You learn something about yourself when you live with a rat. Moreover, you learn something about other people — namely who you can count on (you know who you are). Have you ever faced a situation that turned you from a staunch idealist into someone willing to do whatever it takes to survive? I have. Let me back up.

I came home from a coffee date to find my ayi running around the apartment with a butcher’s knife.

“Are you OK?!” was the rather ridiculous question I asked.

“There’s a rat,” she said.

Stop for a moment and take that in. This woman was trying to catch a rat with a knife. She’s getting a pay rise.

I suggested the ayi put down the knife and we lay rat traps. She insisted on the glue variety. “When you hear screaming, you’ve caught the rat,” she said.

With that, the ayi left, and I went into 48 hours of psychosis. I should say I hate glue traps. They’re awful, and I felt like a hellish human using them. The best-case scenario was catching the rat and it dying a slow, painful death. There would be no happy ending to this story.

Then I saw it, roughly the size of a camel. It scuttled from under the fridge and stopped directly opposite me. I, huddled on top of the dining room table where I’d sat since the ayi left, threw a dog toy at it in self-defense. The rat-camel ran back under the fridge.

Some time and several gin and tonics later, it reappeared. This time the rat went around the room, cunningly avoiding all traps and scurried into the bathroom. I moved faster than I ever have and slammed the door behind it.

Then, being the big girl I am, I stopped crying and called my landlord. He’s a sweetheart and immediately came over. But for love nor money he could not find the rat. His resolve was to lay more traps and keep the door closed. He left.

It’s then I noticed that the main bathroom door doesn’t shut properly, there’s a gap and rats can squeeze through the tiniest of spaces. I couldn’t take this risk. I drew on all my survival instincts, and tied the door shut with the belt of a dressing gown. I laid more hideous glue traps and then sat on the floor opposite the bathroom with two schnauzers and the remaining gin. Like a guard on duty, I did not move nor sleep for nearly 24 hours.

I am not at all embarrassed to say I was a wreck. I’m a pretty tough cookie. I’ve been through my fair share of stuff. I’ve traveled alone, and I’m not afraid to speak my mind or stand up for things I believe in. But in this situation, I turned to jelly. And to get through my jelly-ness, I turned to social media and tweeted my way through what has since been dubbed #RatGate.

And people tweeted back. You shared your own rat tails, compassion for my situation and suggestions on how to handle it. Moreover, some of you closer to my Shanghai home offered to come over with peanut butter, hammers and other rat-reducing items. One dear friend dropped off a bag of goodies to make me feel better amidst the madness. How impossibly kind is that? I mean would you be that nice? I don’t know I would. There is a very much real and very much wanted gorgeousness in this world. And we need more of it.

The rat died. Thankfully I didn’t hear any screaming, but the landlord found it caught the next day. I lit a candle in the bathroom in some sort of remembrance meets seance move that I still don’t quite understand. Guilt, I guess.
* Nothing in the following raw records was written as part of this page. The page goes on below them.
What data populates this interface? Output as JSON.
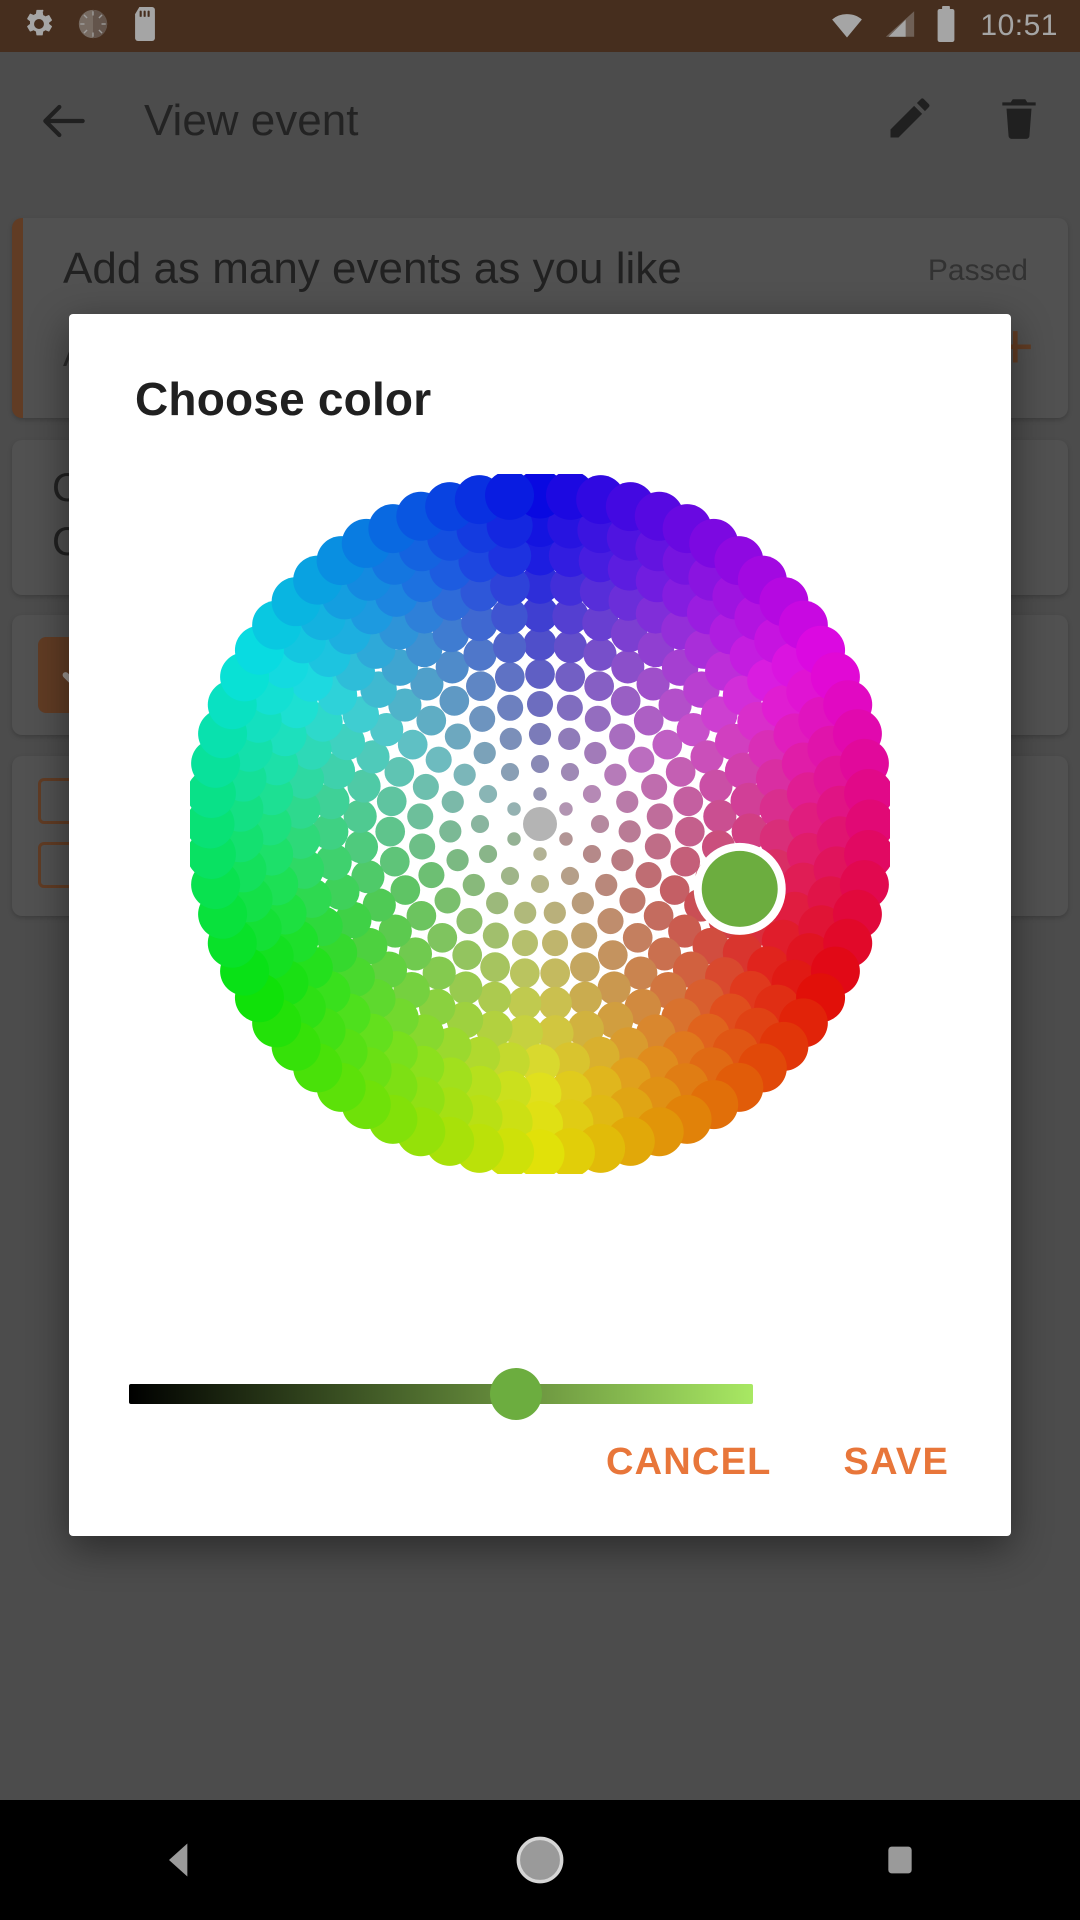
{
  "status_bar": {
    "time": "10:51",
    "background": "#5C3317",
    "icons": [
      "settings-gear-icon",
      "brightness-dial-icon",
      "sd-card-icon",
      "wifi-icon",
      "cell-signal-icon",
      "battery-icon"
    ]
  },
  "app_bar": {
    "title": "View event",
    "back_label": "back-arrow-icon",
    "edit_label": "edit-pencil-icon",
    "delete_label": "delete-trash-icon"
  },
  "background": {
    "event_card": {
      "title": "Add as many events as you like",
      "status": "Passed",
      "subtitle": "A",
      "accent": "#8a4a22"
    },
    "description_card": {
      "line1": "C",
      "line2": "C"
    },
    "done_card": {
      "chip": "check-icon"
    },
    "extra_card": {
      "chip1": "",
      "chip2": ""
    }
  },
  "dialog": {
    "title": "Choose color",
    "cancel_label": "CANCEL",
    "save_label": "SAVE",
    "accent_color": "#E8763A",
    "selected_color": "#6CAD3F",
    "brightness": {
      "value": 62,
      "min": 0,
      "max": 100,
      "from_color": "#000000",
      "to_color": "#A8E863",
      "thumb_color": "#6CAD3F"
    },
    "color_wheel": {
      "center_color": "#B4B4B4",
      "rings": 11,
      "selected_ring": 7,
      "selected_angle_deg": 108,
      "hue_start_deg": 0,
      "description": "radial hue/saturation dot wheel"
    }
  },
  "nav_bar": {
    "back": "nav-back-triangle-icon",
    "home": "nav-home-circle-icon",
    "recents": "nav-recents-square-icon"
  }
}
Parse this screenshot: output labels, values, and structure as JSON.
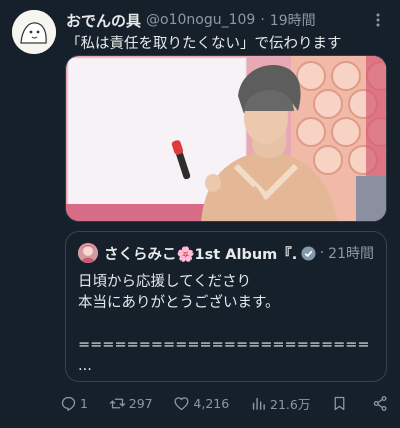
{
  "post": {
    "display_name": "おでんの具",
    "handle": "@o10nogu_109",
    "separator": "·",
    "time": "19時間",
    "text": "「私は責任を取りたくない」で伝わります"
  },
  "quote": {
    "display_name": "さくらみこ🌸1st Album『...",
    "separator": "·",
    "time": "21時間",
    "lines": [
      "日頃から応援してくださり",
      "本当にありがとうございます。",
      "",
      "========================",
      "..."
    ]
  },
  "actions": {
    "replies": "1",
    "reposts": "297",
    "likes": "4,216",
    "views": "21.6万"
  },
  "icons": {
    "more": "more-dots-icon",
    "reply": "reply-icon",
    "repost": "repost-icon",
    "like": "heart-icon",
    "views": "views-icon",
    "bookmark": "bookmark-icon",
    "share": "share-icon",
    "verified": "verified-badge-icon"
  },
  "colors": {
    "background": "#15202b",
    "text": "#e7e9ea",
    "secondary": "#8b98a5",
    "border": "#38444d"
  }
}
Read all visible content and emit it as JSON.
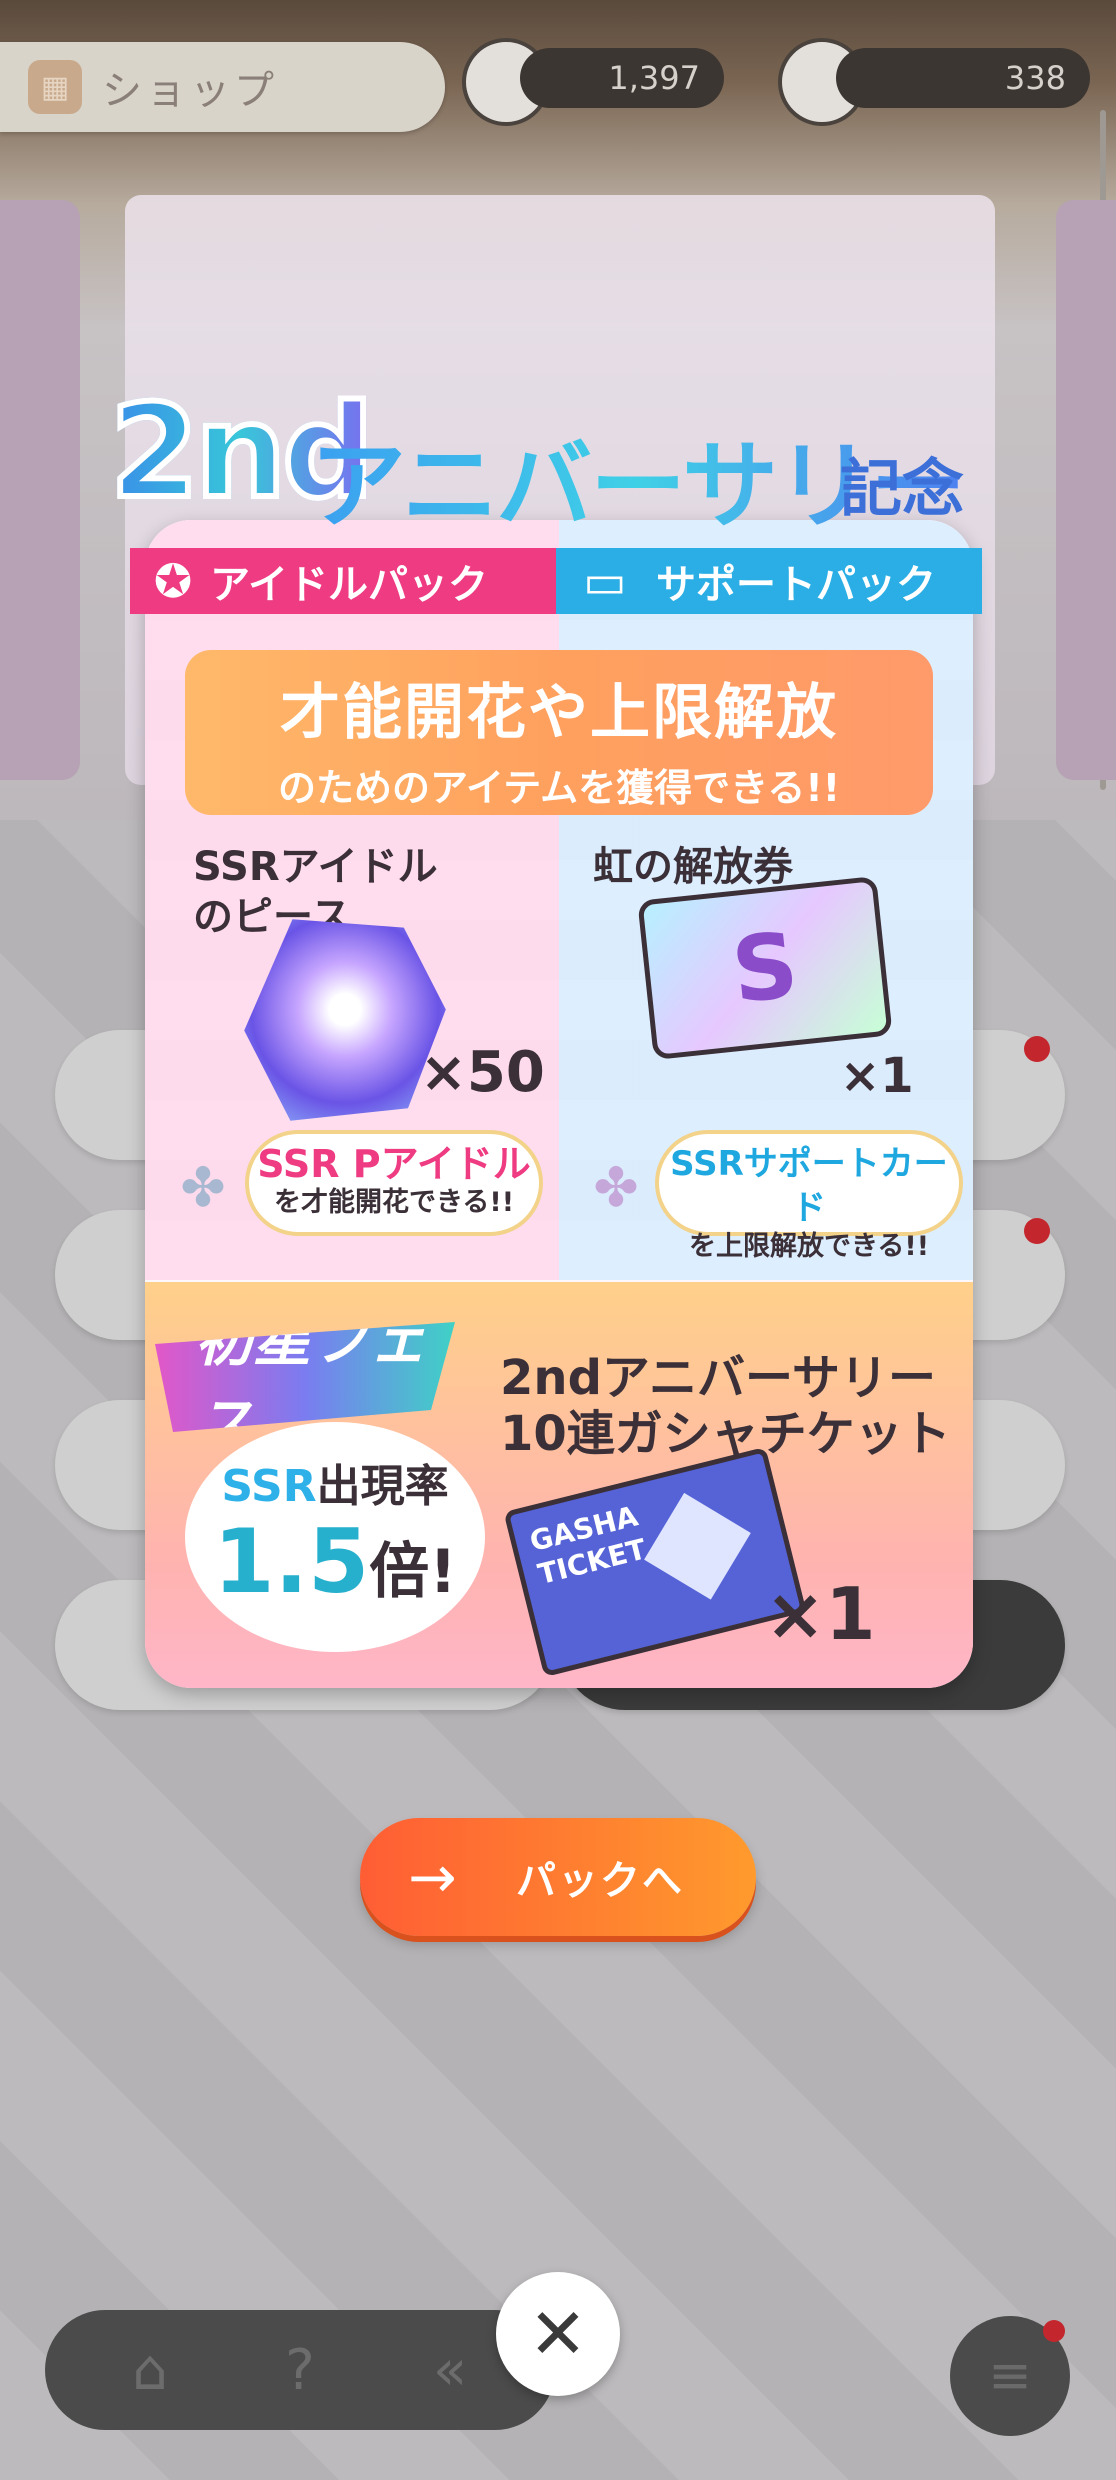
{
  "header": {
    "title": "ショップ",
    "currency_1": "1,397",
    "currency_2": "338"
  },
  "modal": {
    "title_2nd": "2nd",
    "title_anniversary": "アニバーサリー",
    "title_suffix": "記念",
    "tabs": {
      "idol_pack": "アイドルパック",
      "support_pack": "サポートパック"
    },
    "headline": {
      "line1": "才能開花や上限解放",
      "line2": "のためのアイテムを獲得できる!!"
    },
    "items": [
      {
        "name_line1": "SSRアイドル",
        "name_line2": "のピース",
        "quantity": "×50",
        "bubble_title": "SSR Pアイドル",
        "bubble_sub": "を才能開花できる!!"
      },
      {
        "name_line1": "虹の解放券",
        "name_line2": "",
        "quantity": "×1",
        "bubble_title": "SSRサポートカード",
        "bubble_sub": "を上限解放できる!!"
      }
    ],
    "fes": {
      "logo": "初星フェス",
      "rate_prefix": "SSR",
      "rate_label": "出現率",
      "rate_value": "1.5",
      "rate_suffix": "倍!"
    },
    "gacha_ticket": {
      "name_line1": "2ndアニバーサリー",
      "name_line2": "10連ガシャチケット",
      "ticket_text": "GASHA TICKET",
      "quantity": "×1"
    }
  },
  "actions": {
    "pack_button_label": "パックへ"
  },
  "icons": {
    "arrow": "arrow-right-icon",
    "close": "close-icon",
    "home": "home-icon",
    "back": "back-icon",
    "menu": "menu-icon"
  },
  "colors": {
    "cta_start": "#ff5d34",
    "cta_end": "#ff9a2d",
    "idol_tab": "#ee3b82",
    "support_tab": "#2aaee5"
  }
}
I appreciate the irony: gushing about the kindness of people within the context of a dead animal. But save your judgment for someone else because I’m over it. Me and the rat couldn’t coexist. It is odd though, how quickly we turn in these situations. I fast went from “No, I won’t use glue traps” to “bash its head in if you have to.” And maybe you would too. In fact, I’d bet on it. Either way. While the rat is dead, community is well and truly alive. And to know mine had my back is a happy ending after all.

Amid #RatGate, I was reminded that in our increasingly interconnected world, the power of community transcends physical boundaries. Whether it’s an unwanted guest or more significant hurdles, we all face moments of fear and confusion. My experience underscored the idea that no challenge is too small to draw strength from the bonds we share with others. It’s a reminder that kindness, compassion and support are not limited by geographic distance or the scale of a problem. They are universal forces that unite us in times of need.

So, while it may seem amusing to connect the concept of community to a dead rat, the message remains clear: Through togetherness, we find solace, resilience and the assurance that we are never truly alone.